Opened 6 months ago

Last modified 5 months ago

#28107 new Bug

Can't perform annotation on related table when un-managed model is backed by a DB view

Reported by: powderflask Owned by: nobody
Component: Database layer (models, ORM) Version: master
Severity: Normal Keywords: QuerySet.extra
Cc: Simon Charette Triage Stage: Accepted
Has patch: no Needs documentation: no
Needs tests: no Patch needs improvement: no
Easy pickings: no UI/UX: no

Description (last modified by powderflask)

I'm working with a legacy DB (ArcSDE database -- really ugly) -- have been able to accommodate its oddities without resorting much to raw SQL, but django upgrade (1.8 --> 1.11) caused a previously working annotation to fail:
psycopg2.ProgrammingError: :column ... must appear in the GROUP BY clause or be used in an aggregate function

DB: PostgreSQL 9.3.16 (i.e., this is not same issue as #26758 ) Python3.6, Django1.11

The annotation simply counts the number of related records from a related 'attachments' table:
qs.annotate(num_attachments=Count('attachments'))

The root cause appears to be that the relation between an unmanaged model (backed by a DB View) and attachments tables uses a unique field other than the main model's primary key (I know -- told you it was ugly - ArcSDE does not really support relations, except they implement attachments with this odd ball sigh ).
The change in behaviour seems to manifest from #19259 (I believe django1.8 added all fields to the groupby clause).
Since django now includes only the primary key in the groupby clause, postgresql won't do this aggregation across a relation that uses a non-pk field.

I suspect there is a general issue here that aggregations on a related-table won't work in postgresql unless the relation is on the primary key field (so, yeah, basically this issue applies to almost no one, right...).
UPDATE: The root cause is actually that Postgresql treats Views differently than Tables w.r.t. what is required in the group by clause.

Seems likely there is a better solution to this, but after a half-day of search / effort, I resorted to the following:

qs.extra(select={'num_attachments':
            'SELECT COUNT("attachmentid") FROM {attach_table} WHERE {attach_table}.rel_globalid = {model_table}.globalid'.format(
                    model_table  = qs.model._meta.db_table,
                    attach_table = qs.model.AttachmentModel._meta.db_table,
            )},)

This works and achieves my goal -- to annotate model with the number of related attachments.
Since the model.attachments.count() query works just fine, I'm considering eliminating this annotation and replacing with a property on the model class, what's one more query... I'm sure there must be an smoother way, but it eludes me...
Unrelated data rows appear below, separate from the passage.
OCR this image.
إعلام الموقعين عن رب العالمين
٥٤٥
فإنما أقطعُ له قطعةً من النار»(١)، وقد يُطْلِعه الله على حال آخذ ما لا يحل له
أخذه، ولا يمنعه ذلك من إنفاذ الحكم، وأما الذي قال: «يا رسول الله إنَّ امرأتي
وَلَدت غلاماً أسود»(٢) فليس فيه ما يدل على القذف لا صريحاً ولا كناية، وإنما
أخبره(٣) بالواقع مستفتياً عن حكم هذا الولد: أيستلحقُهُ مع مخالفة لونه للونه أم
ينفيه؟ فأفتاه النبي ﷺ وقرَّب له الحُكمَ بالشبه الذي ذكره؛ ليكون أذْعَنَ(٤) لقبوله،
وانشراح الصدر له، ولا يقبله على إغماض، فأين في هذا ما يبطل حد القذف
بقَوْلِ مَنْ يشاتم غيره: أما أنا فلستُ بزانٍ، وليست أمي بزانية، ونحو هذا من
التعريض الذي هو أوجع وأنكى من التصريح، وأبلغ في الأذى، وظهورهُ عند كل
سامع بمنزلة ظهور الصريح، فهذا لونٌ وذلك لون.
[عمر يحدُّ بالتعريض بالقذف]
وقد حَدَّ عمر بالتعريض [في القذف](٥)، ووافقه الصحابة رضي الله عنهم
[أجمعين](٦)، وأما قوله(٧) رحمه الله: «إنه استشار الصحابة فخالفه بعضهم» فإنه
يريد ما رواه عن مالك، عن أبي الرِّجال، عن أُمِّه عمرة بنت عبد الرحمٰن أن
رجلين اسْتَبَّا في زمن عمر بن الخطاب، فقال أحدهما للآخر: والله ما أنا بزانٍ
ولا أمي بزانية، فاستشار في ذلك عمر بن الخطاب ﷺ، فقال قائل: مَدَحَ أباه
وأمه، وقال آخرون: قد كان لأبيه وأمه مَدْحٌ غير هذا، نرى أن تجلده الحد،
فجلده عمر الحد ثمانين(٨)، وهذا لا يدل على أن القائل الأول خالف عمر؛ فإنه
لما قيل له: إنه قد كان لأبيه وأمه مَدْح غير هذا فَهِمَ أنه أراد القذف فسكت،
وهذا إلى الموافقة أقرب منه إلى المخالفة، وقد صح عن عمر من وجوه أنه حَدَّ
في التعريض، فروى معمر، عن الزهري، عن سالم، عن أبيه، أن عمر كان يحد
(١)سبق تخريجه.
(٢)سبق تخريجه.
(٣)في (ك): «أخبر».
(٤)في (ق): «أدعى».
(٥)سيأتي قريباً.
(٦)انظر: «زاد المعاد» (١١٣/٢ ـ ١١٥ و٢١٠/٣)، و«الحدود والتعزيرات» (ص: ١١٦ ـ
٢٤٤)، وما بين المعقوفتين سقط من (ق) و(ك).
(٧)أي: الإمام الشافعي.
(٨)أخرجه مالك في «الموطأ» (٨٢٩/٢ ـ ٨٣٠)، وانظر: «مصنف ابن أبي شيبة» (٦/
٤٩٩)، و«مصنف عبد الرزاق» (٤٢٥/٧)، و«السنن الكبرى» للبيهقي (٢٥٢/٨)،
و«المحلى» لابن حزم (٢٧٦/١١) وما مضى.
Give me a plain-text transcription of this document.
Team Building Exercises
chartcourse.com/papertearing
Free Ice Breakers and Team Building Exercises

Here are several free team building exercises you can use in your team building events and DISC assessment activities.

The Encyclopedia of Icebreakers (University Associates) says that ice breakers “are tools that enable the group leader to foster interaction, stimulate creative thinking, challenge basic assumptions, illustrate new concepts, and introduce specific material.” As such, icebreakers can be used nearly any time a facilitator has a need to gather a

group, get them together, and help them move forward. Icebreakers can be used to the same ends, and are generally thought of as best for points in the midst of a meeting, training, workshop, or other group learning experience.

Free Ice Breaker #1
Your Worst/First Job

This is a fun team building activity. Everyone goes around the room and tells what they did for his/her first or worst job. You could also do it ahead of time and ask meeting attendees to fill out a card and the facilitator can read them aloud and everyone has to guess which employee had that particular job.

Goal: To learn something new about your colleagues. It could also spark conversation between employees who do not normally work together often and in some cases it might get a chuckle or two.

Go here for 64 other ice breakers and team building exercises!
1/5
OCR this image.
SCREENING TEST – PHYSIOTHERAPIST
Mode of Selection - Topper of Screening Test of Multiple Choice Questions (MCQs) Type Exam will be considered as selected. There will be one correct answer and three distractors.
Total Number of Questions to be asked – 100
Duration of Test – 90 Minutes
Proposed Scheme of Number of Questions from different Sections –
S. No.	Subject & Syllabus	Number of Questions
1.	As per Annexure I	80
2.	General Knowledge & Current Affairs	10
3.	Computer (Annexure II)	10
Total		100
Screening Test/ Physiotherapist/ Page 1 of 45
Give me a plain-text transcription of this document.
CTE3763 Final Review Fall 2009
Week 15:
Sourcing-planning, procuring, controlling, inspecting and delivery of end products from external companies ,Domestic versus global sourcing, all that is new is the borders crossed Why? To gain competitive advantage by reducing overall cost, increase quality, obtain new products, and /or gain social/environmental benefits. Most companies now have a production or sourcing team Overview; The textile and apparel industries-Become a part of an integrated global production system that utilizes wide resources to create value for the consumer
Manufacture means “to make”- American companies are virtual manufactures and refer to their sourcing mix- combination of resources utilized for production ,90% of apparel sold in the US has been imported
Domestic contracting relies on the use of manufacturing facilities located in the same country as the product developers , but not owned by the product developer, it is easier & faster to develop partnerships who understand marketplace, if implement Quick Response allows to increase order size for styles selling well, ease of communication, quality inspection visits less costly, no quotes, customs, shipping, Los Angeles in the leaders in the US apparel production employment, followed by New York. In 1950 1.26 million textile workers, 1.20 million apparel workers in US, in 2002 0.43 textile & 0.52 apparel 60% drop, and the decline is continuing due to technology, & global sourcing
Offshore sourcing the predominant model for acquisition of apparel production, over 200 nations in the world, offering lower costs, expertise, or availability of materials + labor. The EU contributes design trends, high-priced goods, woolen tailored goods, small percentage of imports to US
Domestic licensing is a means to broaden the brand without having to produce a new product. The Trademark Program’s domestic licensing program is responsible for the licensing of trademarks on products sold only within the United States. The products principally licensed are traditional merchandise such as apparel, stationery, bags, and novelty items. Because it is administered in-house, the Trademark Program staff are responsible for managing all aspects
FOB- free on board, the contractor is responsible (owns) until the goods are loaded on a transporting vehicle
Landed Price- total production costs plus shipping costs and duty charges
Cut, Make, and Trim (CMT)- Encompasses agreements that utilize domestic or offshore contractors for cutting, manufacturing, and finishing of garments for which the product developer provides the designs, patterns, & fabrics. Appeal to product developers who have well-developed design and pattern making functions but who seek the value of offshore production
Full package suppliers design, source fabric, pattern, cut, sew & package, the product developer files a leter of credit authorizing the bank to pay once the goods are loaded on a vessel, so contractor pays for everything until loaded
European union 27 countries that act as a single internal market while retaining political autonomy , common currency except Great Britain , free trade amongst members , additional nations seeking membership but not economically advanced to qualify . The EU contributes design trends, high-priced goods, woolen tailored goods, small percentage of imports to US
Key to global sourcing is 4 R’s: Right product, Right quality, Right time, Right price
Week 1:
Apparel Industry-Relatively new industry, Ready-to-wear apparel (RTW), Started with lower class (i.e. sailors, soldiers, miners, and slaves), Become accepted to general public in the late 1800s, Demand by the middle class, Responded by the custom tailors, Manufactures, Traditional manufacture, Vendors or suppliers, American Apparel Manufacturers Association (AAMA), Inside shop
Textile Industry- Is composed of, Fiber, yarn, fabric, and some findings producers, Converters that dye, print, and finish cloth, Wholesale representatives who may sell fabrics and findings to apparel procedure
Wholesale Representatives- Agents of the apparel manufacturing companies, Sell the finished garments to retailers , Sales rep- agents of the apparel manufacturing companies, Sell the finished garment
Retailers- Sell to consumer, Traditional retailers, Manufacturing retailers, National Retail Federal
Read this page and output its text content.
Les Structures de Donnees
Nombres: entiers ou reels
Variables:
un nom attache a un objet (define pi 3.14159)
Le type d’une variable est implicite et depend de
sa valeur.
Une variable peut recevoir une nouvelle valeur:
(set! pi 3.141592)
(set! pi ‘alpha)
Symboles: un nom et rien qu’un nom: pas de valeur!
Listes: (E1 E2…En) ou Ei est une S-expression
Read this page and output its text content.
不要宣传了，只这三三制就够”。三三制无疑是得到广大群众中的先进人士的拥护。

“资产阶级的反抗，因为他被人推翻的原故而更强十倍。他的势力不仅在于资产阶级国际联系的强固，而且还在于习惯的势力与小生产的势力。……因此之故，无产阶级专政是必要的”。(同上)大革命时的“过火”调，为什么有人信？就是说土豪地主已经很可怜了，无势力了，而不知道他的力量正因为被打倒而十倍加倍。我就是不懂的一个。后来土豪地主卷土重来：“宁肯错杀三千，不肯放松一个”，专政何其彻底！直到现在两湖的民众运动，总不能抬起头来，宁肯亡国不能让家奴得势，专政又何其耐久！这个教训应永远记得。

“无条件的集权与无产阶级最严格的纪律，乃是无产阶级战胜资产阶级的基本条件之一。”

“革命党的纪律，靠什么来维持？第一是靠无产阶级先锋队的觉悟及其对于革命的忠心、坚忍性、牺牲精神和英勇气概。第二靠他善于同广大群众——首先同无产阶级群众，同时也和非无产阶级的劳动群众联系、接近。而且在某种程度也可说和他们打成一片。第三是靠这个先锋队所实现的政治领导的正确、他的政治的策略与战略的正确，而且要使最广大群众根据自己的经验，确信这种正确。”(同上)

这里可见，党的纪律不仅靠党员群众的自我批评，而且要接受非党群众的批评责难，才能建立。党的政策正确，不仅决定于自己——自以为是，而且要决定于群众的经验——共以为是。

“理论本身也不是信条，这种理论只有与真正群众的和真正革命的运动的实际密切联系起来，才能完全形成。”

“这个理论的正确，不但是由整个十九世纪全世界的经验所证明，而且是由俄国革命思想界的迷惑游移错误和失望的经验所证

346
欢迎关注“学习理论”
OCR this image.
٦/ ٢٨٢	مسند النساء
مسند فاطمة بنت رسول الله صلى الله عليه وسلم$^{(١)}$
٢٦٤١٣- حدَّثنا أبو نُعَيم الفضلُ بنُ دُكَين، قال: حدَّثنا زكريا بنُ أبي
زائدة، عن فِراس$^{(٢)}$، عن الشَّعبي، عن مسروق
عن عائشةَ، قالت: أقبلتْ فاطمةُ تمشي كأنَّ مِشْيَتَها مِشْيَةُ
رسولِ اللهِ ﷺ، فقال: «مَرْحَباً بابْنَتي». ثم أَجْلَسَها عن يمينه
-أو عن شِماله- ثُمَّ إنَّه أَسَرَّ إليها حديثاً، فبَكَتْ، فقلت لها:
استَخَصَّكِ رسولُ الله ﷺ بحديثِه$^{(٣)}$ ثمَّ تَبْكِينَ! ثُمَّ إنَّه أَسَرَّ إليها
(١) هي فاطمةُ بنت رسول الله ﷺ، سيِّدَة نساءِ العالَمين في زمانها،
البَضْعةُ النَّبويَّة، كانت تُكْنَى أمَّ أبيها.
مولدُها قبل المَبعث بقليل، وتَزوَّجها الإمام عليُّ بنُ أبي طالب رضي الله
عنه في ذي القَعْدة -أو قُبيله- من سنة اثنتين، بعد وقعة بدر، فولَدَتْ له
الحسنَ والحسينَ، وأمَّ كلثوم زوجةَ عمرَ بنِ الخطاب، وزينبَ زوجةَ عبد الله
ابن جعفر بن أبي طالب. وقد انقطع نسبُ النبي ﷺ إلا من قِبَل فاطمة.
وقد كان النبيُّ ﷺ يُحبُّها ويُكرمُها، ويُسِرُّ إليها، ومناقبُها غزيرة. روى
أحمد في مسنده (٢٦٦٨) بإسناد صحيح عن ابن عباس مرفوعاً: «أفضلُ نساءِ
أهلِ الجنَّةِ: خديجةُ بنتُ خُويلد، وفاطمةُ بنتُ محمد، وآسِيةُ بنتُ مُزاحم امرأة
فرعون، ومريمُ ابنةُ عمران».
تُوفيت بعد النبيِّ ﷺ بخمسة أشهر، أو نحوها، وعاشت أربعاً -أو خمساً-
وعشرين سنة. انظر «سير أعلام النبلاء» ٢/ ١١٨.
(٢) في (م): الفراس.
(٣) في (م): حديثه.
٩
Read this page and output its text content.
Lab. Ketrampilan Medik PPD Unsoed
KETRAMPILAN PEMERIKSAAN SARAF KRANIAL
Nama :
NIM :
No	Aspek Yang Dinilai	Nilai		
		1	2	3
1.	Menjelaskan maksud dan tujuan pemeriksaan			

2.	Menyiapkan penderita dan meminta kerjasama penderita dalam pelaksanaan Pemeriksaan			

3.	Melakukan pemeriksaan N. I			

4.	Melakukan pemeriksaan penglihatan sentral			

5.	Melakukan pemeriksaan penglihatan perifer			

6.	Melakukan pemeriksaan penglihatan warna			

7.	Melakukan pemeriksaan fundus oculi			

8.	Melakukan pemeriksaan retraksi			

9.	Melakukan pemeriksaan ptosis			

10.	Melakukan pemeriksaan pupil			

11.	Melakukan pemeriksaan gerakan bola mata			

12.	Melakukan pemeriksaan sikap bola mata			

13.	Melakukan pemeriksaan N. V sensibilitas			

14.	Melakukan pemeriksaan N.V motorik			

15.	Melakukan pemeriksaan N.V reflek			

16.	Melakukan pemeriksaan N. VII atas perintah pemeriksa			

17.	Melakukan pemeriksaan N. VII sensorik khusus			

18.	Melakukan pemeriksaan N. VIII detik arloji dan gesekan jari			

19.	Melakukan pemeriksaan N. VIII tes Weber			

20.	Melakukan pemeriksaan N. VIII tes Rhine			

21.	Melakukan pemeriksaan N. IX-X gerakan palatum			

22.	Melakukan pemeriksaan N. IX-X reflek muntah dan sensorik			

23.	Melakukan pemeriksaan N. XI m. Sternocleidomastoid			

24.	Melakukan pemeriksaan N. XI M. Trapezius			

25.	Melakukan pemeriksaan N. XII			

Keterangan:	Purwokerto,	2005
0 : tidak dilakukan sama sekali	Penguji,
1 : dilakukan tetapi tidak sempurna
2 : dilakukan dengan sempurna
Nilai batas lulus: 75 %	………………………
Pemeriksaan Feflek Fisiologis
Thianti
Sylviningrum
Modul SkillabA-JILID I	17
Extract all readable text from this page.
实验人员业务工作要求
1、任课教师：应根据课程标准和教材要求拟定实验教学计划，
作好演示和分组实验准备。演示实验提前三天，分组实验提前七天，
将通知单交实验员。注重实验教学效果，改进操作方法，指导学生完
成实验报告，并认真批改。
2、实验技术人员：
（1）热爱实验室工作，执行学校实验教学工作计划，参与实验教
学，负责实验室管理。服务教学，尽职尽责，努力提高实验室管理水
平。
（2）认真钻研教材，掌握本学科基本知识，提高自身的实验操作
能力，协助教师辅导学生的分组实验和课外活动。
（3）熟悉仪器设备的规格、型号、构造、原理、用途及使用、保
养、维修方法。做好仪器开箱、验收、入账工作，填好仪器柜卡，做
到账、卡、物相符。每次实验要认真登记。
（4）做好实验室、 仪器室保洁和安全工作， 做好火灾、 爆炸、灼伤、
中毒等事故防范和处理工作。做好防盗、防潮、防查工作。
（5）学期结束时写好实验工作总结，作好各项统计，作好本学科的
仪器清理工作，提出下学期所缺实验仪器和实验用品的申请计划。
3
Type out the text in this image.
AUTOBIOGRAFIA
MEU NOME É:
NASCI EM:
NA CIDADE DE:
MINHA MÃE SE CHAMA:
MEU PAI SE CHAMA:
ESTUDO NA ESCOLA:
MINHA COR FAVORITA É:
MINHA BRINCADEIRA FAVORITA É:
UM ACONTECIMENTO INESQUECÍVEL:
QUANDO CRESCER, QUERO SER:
Since the docs suggested to open a ticket for queries that could not be resolved without resorting to extra(), here it is, for whatever its worth. Hope this hasn't been a complete waste of time for you.

Attachments (1)

issue28107.zip (3.8 KB) - added by powderflask 6 months ago.
small django app with models, migrations, and tests that illustrate the issue

Download all attachments as: .zip

Change History (23)

comment:1 Changed 6 months ago by Simon Charette

Cc: Simon Charette added

It's possible that's an edge case with the handling of to_field.

Would it be possible for your to provide all the models involved in the queryset you're generating as it's really hard to figure out if the issue actually lies in the _GROUP BY_ logic without a set of models to reproduce the issue.

comment:2 Changed 6 months ago by powderflask

The DB and relations are just nasty to set it all up. I'm pretty sure I know what's needed to reproduce this -- I'll try to get something simpler to break in the same way, no sense in you banging your head against the ArcSDE wall.

BTW - edge case is a very polite term for what this really is... After writing this up, I decided to sacrifice the extra query to get the attachment.count() to buy a world of ponies. My code base loves me for it

comment:3 Changed 6 months ago by powderflask

Resolution: worksforme
Status: newclosed

I tried. I cannot reproduce this with a simpler test case. My original suspicion is completely wrong - it works just fine.

I can only reproduce this in the insanely complex DB -- I will continue to try to track down the cause, but for now I'd say this issue is too undefined to work on. Sorry for the trouble, I'm closing this for now.

comment:4 Changed 6 months ago by powderflask

This may have to do with one of the original models drawing data from a View - found this:
" The feature of Postgres to be able to use the primary key of a table with GROUP BY and not need to add the other columns of that table in the GROUP BY clause is relatively new and works only for base tables. The optimizer is not (yet?) clever enough to identify primary keys for views, ctes or derived tables."
https://dba.stackexchange.com/questions/88988/postgres-error-column-must-appear-in-the-group-by-clause-or-be-used-in-an-aggre

I will try to reproduce this.

comment:5 Changed 6 months ago by Simon Charette

powderflask, if this happens to be the source of the issue and you are using un-managed models (_meta.managed = False) maybe we could branch on that to prevent the optimization.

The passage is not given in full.